Final Electron Acceptor | Primary End-Products |
|---|---|
Nitrate (NO3-) | Nitrite (NO2-), Nitrogen gas (N2), H2O |
Sulfate (SO42-) | Hydrogen sulfide (H2S), H2O |
Carbonate (CO32-) | Methane (CH4), H2O |
Fermentation
Fermentation is an anaerobic process that extracts energy from organic molecules without using oxygen, the Krebs cycle, or an ETC. It uses an organic molecule as the final electron acceptor and regenerates NAD+ for glycolysis, producing low ATP yields.
Lactic Acid Fermentation: Pyruvic acid reduced to lactic acid by NADH.
Homolactic: Only lactic acid produced.
Heterolactic: Lactic acid plus other compounds produced.
Alcohol Fermentation: Pyruvic acid converted to acetaldehyde and CO2, then reduced to ethanol by NADH.
Lipid, Protein, and Biochemical Testing
Lipid Catabolism
Lipases: Hydrolyze lipids into glycerol and fatty acids.
Glycerol: Converted to glycolysis intermediate.
Fatty Acids: Undergo beta-oxidation to form acetyl-CoA for the Krebs cycle.
Protein Catabolism
Proteases/Peptidases: Break proteins into amino acids.
Deamination, Decarboxylation, Desulfurization: Modify amino acids for entry into the Krebs cycle.
Diagnostic Biochemical Tests
Fermentation Tests: Detect acid/gas production from carbohydrate fermentation using pH indicators and Durham tubes.
Oxidase Tests: Identify presence of cytochrome c oxidase.
Photosynthesis and Metabolic Diversity
Photosynthesis
Light-Dependent Reactions: Convert light energy to ATP and NADPH.
Light-Independent Reactions: Use ATP and NADPH to fix CO2 into sugars (Calvin-Benson Cycle).
Oxygenic: Produces O2 (plants, algae, cyanobacteria).
Anoxygenic: Does not produce O2; uses H2S or other donors (green/purple sulfur bacteria).
Nutritional Classification of Organisms
Nutritional Type | Energy Source | Carbon Source | Examples |
|---|---|---|---|
Photoautotroph | Light | CO2 | Cyanobacteria, plants, green/purple sulfur bacteria |
Photoheterotroph | Light | Organic Compounds | Green/purple nonsulfur bacteria |
Chemoautotroph | Inorganic Chemicals | CO2 | Iron-oxidizing, nitrifying bacteria |
Chemoheterotroph | Organic Chemicals | Organic Compounds | Animals, fungi, protozoa, most bacteria |
Biosynthesis (Anabolism) and Integration
Cells use energy from catabolism to drive anabolic reactions, synthesizing essential macromolecules.
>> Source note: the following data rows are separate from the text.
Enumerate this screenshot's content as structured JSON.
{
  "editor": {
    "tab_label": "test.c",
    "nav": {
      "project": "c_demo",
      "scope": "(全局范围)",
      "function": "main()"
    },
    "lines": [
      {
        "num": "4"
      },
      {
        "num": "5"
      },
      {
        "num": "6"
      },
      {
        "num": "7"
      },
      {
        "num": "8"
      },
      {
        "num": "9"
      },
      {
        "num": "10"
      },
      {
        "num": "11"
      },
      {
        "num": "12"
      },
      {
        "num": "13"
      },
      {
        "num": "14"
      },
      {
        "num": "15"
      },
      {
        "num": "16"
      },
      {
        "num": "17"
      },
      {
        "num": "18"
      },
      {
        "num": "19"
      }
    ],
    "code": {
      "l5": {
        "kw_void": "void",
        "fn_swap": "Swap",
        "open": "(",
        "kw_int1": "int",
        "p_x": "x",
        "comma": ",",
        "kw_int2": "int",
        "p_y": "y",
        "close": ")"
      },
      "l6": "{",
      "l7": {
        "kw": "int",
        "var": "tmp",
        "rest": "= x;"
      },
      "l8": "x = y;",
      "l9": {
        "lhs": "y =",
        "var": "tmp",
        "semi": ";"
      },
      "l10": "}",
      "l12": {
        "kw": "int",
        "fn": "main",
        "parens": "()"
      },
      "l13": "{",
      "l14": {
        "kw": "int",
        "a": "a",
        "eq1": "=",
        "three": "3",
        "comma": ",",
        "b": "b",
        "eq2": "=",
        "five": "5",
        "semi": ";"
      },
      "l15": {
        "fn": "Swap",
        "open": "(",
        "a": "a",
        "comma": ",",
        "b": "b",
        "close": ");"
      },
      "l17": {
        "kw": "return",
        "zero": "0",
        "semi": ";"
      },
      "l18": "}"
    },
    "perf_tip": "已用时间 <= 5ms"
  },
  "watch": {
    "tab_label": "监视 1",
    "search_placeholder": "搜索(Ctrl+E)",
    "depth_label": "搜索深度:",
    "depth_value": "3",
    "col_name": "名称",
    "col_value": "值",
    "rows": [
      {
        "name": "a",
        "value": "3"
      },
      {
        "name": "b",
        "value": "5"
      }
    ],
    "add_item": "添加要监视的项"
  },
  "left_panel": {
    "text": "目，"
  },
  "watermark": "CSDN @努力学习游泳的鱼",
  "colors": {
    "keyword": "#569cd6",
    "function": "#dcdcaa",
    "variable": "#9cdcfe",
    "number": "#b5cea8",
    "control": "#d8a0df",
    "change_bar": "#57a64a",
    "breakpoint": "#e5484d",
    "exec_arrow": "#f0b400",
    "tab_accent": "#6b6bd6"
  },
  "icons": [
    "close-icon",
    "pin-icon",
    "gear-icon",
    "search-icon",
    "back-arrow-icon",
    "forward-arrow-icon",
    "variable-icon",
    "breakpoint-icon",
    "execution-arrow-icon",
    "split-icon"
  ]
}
Polysaccharide Biosynthesis: Glycolysis intermediates (e.g., glucose 6-phosphate) are polymerized into storage (glycogen) or structural (peptidoglycan) carbohydrates using ATP or UTP.
Lipid Biosynthesis: Glycerol (from dihydroxyacetone phosphate) and fatty acids (from acetyl-CoA) are combined to form lipids.
Amino Acid Biosynthesis: Amination or transamination of organic acid intermediates produces amino acids.
Purine and Pyrimidine Biosynthesis: Nucleotide bases are synthesized from pentose phosphate pathway, glycolysis intermediates, and amino acids.
Amphibolic Pathways: Pathways that serve both catabolic and anabolic functions, sharing intermediates for efficient cellular metabolism.